TD Securities blamed gold’s woeful performance on higher treasury yields, greater risk appetite and recent Democrat wins.
The bank published a metals update last week.
On Friday a dramatic $66 price decline took gold prices below their 200-day moving average for the first time since December 1, 2020. As of 4:48 PM EST gold’s most active February 2021 Comex contract is currently up by $11.60 and fixed at $1,847.00.
“Sharply higher Treasury yields, a backup in real rates along the curve and firm risk appetite in response to growing expectations of additional economic support from the coming Biden administration, following the Democratic victories in the Georgia Senate elections were key drivers responsible for gold’s poor performance,” wrote the report’s authors.

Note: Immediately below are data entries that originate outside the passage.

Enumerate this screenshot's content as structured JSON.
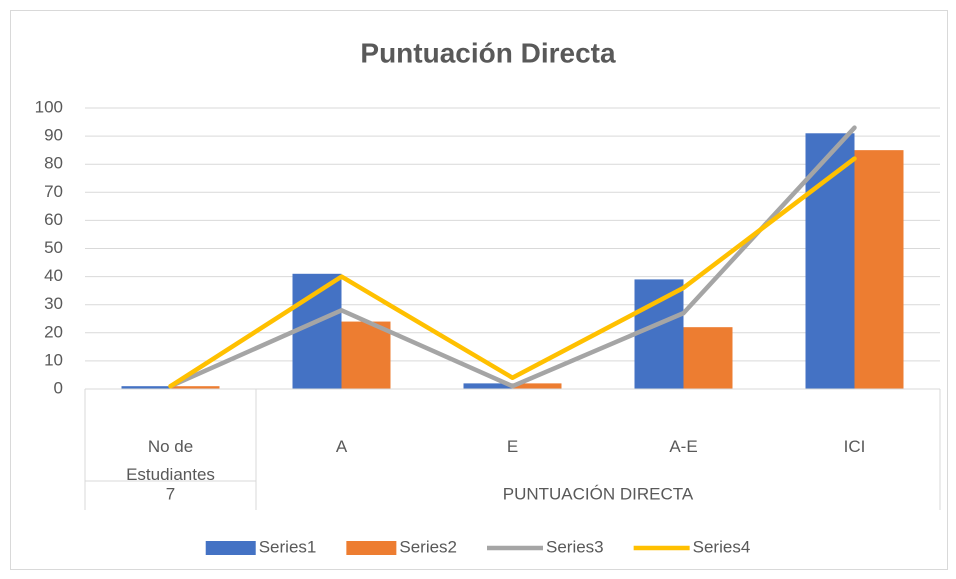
{
  "chart_data": {
    "type": "bar",
    "title": "Puntuación Directa",
    "categories": [
      "No de Estudiantes",
      "A",
      "E",
      "A-E",
      "ICI"
    ],
    "groups": [
      {
        "label": "7",
        "span": 1
      },
      {
        "label": "PUNTUACIÓN DIRECTA",
        "span": 4
      }
    ],
    "series": [
      {
        "name": "Series1",
        "type": "bar",
        "color": "#4472c4",
        "values": [
          1,
          41,
          2,
          39,
          91
        ]
      },
      {
        "name": "Series2",
        "type": "bar",
        "color": "#ed7d31",
        "values": [
          1,
          24,
          2,
          22,
          85
        ]
      },
      {
        "name": "Series3",
        "type": "line",
        "color": "#a5a5a5",
        "values": [
          1,
          28,
          1,
          27,
          93
        ]
      },
      {
        "name": "Series4",
        "type": "line",
        "color": "#ffc000",
        "values": [
          1,
          40,
          4,
          36,
          82
        ]
      }
    ],
    "ylim": [
      0,
      100
    ],
    "yticks": [
      0,
      10,
      20,
      30,
      40,
      50,
      60,
      70,
      80,
      90,
      100
    ],
    "grid": true,
    "legend": "bottom"
  }
}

The bank went onto write that the firm U.S. dollar and the steeper yield curve have created a “…structure for gold forwards resulted in a more expensive carry environment, which seem to have prompted specs to shed recently accumulated logs.”
Gold should have gained support from the weak payrolls report last week, signaling a sputtering recovery, but the news was not able to stem gold’s decline.
The Democrats’ win is not as sure as it seems. The authors note that despite sweeping both the Senate, House and presidency, it is still doubtful whether the Biden administration will be able to pass a large stimulus.
“Even if they do pass, the output gap will be very large for a prolonged period and it is likely inflation will not materialize much after oil prices flatten into 2021, which should prompt the Fed from allowing the curve to steepen materially,” writes TD Commodities.